# Asparagus citrus saute



## Filus59602 (Mar 25, 2004)

ASPARAGUS CITRUS SAUTE 
Yield: 4 Servings 

1/4 cup orange juice 
3 Tablespoons white wine 
1/4 teaspoon salt 
1/4 teaspoon ground white pepper 
2 Tablespoons butter 
1/3 cup chopped pecans 
3/4 pound fresh asparagus spears 
1/2 cup fresh or frozen peas 
1 1/2 ounces shiitake mushrooms, thinly sliced 
1 head Boston lettuce, separated into leaves 

Garnish: zest of 1 orange and 4 orange wedges Combine 
orange juice, wine, salt and pepper; set aside. 

Melt 1 Tablespoon butter in skillet over MEDIUM heat. Saute pecans until lightly browned, 1 to 2 minutes. Remove from skillet and drain on paper towel. 

Add remaining butter to pan. Saute asparagus over MEDIUM heat 2 minutes. Add 
orange juice/wine mixture to pan. Cover and steam 3 to 4 minutes, until asparagus is crisp-tender. Add peas and cook until tender. Stir in mushrooms and heat through. 
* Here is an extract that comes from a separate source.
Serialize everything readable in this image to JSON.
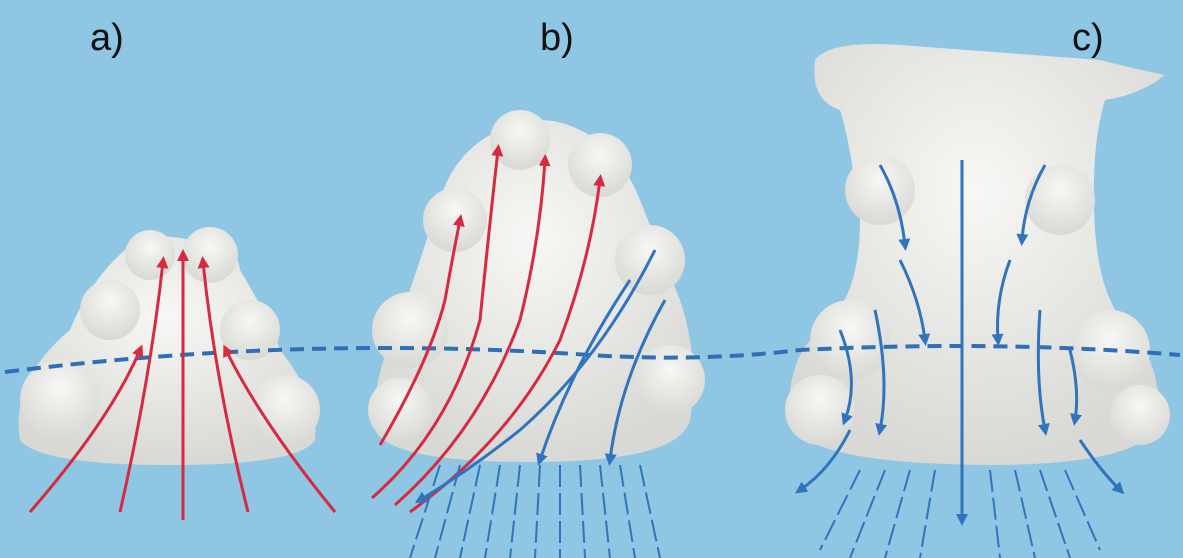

Arrange lettuce on four plates. Divide asparagus, peas, mushrooms and sauce from pan among lettuce. Top with orange zest and pecans. Squeeze juice from orange wedges over salad before serving. 

Category: Vegetables 
http://www.thedailyrecipe.com


----------



## French fried (Mar 28, 2004)

I love asparagus, that sounds fantastic


----------